"Ni, lu beneran putus dari si Giyan?"
Aku yang ditanya hanya diam seribu bahasa. Tak berminat untuk memberikan jawaban.
"Sumpah demi apa lu putus ama dia?"
Aku masih sibuk mengerjakan sesuatu di laptop. Bukan, bukan masih sibuk. Tetapi aku hanya berusaha terlihat sibuk, sok sibuk. Dalam hati, aku ingin sekali mengusir teman tersayangku ini dari kamarku. Ia benar-benar membuatku muak dengan semua pertanyaannya seputar Giyan sejak kemarin sore. Dan, sampai hari ini.
"Huuurrff.” Masih ada sesak di dadaku setiap kali orang bertanya tentang Giyan. Ya, Giyan si mantan.
"Gua pikir lu bakal ampe merit ama dia.

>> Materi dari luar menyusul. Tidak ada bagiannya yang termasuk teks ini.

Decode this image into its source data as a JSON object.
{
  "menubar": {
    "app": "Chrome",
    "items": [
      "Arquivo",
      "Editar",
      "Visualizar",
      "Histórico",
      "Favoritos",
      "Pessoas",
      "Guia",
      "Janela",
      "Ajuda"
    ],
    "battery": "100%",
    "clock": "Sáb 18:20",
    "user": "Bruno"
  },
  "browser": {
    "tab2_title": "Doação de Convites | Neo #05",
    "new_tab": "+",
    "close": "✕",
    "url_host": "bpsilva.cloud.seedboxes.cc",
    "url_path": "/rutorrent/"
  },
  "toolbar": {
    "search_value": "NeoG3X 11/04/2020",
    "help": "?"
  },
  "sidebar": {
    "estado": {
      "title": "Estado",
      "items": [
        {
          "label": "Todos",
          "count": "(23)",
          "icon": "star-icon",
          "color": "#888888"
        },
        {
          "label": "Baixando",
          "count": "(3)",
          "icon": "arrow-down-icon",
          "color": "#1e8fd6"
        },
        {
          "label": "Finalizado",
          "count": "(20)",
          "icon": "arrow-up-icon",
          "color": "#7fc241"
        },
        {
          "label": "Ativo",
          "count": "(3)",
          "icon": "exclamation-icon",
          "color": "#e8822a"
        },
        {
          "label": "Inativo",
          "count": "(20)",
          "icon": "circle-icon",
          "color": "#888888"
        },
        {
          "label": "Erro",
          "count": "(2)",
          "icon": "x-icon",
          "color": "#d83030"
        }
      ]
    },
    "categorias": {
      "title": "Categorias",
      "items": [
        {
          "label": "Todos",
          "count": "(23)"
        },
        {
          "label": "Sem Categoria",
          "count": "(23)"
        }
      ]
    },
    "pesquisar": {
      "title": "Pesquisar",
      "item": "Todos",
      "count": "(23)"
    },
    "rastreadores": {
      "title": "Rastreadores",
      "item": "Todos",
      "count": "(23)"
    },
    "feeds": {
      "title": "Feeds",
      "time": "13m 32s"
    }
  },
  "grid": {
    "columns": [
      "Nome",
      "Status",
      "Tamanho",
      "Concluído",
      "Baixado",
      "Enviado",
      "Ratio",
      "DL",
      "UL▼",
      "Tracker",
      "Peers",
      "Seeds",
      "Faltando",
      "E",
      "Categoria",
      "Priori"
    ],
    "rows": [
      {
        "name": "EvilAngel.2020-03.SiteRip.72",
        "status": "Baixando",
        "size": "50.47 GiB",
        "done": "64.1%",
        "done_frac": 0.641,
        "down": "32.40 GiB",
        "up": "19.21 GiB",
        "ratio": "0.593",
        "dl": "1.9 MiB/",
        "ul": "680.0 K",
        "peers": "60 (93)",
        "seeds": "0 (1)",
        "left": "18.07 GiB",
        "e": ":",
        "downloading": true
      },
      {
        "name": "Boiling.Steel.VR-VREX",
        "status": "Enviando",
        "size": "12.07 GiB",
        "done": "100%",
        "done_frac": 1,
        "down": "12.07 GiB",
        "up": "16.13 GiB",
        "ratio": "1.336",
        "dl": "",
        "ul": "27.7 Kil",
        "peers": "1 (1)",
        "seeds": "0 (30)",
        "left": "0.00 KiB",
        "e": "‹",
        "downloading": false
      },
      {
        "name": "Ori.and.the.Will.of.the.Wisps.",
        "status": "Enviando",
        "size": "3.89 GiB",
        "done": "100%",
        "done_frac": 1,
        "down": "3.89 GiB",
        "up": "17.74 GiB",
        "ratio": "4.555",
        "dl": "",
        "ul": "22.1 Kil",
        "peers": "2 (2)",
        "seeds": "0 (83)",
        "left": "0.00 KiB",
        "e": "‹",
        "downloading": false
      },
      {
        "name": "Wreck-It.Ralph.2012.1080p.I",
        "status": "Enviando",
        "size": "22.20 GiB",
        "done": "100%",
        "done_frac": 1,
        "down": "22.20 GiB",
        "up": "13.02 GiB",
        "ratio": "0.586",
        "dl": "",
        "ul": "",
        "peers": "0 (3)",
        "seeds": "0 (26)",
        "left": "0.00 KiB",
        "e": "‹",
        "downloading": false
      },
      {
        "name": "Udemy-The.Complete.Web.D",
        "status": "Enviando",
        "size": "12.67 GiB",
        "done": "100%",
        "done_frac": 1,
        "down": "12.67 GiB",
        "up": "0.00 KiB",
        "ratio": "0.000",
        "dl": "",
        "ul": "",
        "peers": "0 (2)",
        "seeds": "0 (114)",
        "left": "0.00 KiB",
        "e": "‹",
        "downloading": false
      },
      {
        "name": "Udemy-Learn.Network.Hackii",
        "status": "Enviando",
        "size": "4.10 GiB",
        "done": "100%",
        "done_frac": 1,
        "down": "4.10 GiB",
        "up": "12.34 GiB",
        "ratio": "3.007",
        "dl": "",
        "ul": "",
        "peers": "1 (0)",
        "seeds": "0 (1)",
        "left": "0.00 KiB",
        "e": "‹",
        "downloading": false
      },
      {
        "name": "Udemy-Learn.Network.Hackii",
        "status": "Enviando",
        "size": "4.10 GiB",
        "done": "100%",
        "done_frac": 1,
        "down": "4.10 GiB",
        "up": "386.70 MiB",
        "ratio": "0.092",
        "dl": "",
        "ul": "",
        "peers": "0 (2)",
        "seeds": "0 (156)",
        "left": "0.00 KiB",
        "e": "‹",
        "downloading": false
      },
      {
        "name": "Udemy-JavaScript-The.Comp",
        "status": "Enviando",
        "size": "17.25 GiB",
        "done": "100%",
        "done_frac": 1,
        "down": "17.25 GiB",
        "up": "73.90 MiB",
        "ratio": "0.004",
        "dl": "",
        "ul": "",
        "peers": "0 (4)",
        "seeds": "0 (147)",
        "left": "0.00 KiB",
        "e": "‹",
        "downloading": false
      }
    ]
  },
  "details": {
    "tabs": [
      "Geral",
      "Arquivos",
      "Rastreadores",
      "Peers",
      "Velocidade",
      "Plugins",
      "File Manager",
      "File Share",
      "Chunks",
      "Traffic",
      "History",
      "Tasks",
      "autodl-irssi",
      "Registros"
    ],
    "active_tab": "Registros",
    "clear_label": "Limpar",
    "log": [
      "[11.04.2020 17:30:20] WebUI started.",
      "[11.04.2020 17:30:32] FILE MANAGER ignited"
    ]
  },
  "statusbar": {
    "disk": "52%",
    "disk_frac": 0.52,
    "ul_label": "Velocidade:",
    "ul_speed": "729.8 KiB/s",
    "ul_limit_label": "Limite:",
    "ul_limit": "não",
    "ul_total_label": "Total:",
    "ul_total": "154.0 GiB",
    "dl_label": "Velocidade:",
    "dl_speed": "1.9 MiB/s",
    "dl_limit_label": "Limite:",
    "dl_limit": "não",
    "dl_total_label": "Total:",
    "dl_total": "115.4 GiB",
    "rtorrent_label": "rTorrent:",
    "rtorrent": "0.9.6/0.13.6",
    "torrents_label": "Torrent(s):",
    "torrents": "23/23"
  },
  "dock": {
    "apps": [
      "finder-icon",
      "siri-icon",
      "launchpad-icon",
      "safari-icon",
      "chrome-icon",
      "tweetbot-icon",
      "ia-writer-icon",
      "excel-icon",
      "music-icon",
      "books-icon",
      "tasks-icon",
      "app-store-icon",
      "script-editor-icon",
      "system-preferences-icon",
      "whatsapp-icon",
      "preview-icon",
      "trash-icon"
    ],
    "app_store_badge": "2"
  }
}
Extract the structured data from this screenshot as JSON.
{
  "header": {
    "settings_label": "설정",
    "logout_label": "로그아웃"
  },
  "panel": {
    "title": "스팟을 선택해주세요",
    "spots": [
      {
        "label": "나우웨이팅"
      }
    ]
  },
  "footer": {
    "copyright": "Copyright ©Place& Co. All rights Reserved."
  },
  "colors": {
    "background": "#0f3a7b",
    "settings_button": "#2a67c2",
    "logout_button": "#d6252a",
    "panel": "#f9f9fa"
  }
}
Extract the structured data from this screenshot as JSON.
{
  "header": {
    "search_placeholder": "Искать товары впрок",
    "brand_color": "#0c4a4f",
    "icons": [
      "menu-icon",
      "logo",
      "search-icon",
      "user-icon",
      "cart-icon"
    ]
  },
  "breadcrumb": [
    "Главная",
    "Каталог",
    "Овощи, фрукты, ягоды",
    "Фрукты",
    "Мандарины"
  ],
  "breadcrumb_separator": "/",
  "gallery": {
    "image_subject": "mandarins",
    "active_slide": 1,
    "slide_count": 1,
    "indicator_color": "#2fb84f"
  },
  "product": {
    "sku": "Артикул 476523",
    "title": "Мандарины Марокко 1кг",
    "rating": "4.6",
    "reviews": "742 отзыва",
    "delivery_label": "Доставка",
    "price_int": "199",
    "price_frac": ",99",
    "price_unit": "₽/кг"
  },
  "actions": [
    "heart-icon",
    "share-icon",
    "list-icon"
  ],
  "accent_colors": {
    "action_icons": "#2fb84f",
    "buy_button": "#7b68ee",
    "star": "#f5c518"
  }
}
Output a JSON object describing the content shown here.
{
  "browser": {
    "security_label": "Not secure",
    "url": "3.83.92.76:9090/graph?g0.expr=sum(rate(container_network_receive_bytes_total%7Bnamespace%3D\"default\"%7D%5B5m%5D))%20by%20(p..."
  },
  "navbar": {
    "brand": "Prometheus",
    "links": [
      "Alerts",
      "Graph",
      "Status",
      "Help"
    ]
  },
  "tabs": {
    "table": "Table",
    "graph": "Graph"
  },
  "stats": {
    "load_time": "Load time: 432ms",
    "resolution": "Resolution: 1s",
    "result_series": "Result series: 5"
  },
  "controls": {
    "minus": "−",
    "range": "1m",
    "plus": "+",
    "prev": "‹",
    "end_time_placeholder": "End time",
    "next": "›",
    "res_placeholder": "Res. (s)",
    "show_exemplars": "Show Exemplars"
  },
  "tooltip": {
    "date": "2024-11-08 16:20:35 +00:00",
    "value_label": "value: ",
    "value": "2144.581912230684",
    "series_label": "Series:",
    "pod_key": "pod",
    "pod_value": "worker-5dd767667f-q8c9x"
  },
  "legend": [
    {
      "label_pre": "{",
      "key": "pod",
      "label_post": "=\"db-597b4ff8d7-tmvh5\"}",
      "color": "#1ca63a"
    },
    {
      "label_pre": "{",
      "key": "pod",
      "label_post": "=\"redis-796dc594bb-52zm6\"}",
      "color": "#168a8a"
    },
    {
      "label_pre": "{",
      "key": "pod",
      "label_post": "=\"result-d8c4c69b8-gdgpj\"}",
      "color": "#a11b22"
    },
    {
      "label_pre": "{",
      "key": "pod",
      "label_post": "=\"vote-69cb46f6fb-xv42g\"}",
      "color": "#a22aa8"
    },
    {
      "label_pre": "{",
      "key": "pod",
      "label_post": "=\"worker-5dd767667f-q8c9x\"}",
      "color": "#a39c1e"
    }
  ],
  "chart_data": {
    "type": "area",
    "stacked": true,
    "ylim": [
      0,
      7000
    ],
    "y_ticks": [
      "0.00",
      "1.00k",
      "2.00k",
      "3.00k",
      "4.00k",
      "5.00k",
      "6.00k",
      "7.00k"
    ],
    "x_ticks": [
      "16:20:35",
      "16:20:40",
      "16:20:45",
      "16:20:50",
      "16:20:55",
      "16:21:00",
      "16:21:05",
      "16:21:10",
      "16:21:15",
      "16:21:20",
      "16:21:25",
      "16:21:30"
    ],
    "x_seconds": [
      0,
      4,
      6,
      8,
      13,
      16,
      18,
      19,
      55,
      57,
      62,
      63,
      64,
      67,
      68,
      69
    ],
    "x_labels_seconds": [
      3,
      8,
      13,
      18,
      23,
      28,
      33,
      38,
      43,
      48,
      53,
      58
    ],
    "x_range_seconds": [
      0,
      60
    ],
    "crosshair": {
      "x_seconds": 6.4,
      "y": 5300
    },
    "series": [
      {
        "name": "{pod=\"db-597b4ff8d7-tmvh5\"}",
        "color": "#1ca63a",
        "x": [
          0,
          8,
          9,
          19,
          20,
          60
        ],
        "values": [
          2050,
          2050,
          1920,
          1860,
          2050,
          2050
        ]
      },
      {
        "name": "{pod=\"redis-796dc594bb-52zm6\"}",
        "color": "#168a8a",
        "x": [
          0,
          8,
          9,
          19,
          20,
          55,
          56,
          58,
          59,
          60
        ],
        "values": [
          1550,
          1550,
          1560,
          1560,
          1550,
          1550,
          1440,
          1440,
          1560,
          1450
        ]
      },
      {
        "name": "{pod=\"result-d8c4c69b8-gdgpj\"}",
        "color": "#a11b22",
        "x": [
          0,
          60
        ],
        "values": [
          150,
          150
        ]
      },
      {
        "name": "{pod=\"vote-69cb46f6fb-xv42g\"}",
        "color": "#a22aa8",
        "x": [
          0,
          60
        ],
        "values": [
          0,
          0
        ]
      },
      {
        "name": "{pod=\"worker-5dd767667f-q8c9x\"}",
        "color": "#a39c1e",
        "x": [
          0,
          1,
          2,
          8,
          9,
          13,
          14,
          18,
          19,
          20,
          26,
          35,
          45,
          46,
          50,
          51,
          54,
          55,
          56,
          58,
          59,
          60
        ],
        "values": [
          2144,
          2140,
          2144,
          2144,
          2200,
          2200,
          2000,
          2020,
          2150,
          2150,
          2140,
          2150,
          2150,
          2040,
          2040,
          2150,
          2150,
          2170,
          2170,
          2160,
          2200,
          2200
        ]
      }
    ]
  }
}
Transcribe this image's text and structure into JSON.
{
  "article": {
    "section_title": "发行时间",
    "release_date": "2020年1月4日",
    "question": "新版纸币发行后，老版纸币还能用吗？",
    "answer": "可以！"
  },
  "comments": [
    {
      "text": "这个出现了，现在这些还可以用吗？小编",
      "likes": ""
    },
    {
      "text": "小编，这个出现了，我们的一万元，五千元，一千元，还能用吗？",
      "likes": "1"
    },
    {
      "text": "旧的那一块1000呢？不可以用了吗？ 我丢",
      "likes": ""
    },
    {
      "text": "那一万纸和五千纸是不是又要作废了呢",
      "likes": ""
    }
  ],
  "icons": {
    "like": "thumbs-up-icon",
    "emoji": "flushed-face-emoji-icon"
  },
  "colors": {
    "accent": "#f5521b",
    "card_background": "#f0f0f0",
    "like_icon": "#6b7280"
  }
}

Sumpah dia brengsek banget." Dan, aku benar-benar menendangnya keluar kamar.
G I Y A N :
Si Man-tan
Brengsek, penipu, pemberi janji palsu, pengkhianat, hobi selingkuh, perusak wanita, lelaki tidak bertanggung jawab, lelaki gila yang membuatku jatuh terpuruk, menangis berhari-hari, membuatku dikasihani oleh banyak orang di luar sana.
Membuatku merasa, BODOH.
Giyan, si PRIA JAHAT.
Giyan, si PRIA RENDAHAN.
Giyan, si PRIA yang gagal menikahiku.
Ya, kami gagal menikah. Tidak, bukan gagal, kami bahkan belum membicarakannya dengan keluarga masing-masing. Ini hanya rencana kami berdua. Ya, ini hanya keinginanku dan Giyan. Sebelum, akhirnya aku tahu rupa Giyan sebenarnya.
Hari itu,
"Yang, kamu udah bilang belum sama Bunda kamu?"
"Bilang apa?"
"Kok bilang apa sih!" Giyan mengerutkan dahinya. Manis, menurutku.
"Yang?"
Aku sibuk memainkan ponsel. Sengaja, aku ingin membuat Giyan kesal. Menyenangkan rasanya melihat Giyan yang kesal menginginkan perhatianku.
"Yaaaang!" Giyan merengek. Aku tersenyum, merasa senang dengan panggilan pacarku ini.
"Appaaaaaaaaa?" aku mengalihkan pandanganku pada Giyan. Ada senyum pada wajah pria yang kupandangi sekarang. Senyum itu, tanda bahagia. Bahagia karena mendapatkan perhatianku kembali. Aku rasa begitu.
"Aku belum bilang Bunda," sambungku.
"Kok?"
"Kok?" tanyaku balik dengan satu alis terangkat.
"Aku serius mau nikah sama kamu Hani. Menikahlah denganku?"
Giyan menatap lekat manik coklat di mataku. Memberitahuku akan kesungguhannya. Dan aku melihatnya. Sangat jelas.
Tak ada kebohongan di manik hitam Giyan. Giyan tidak tahu jantungku terus berdebar kencang, desiran-desiran dingin menjalari setiap pembuluh darahku sekarang. Rasanya ada yang menggelitik di dalam perut, mungkin beberapa kupu-kupu beterbangan di dalam sana.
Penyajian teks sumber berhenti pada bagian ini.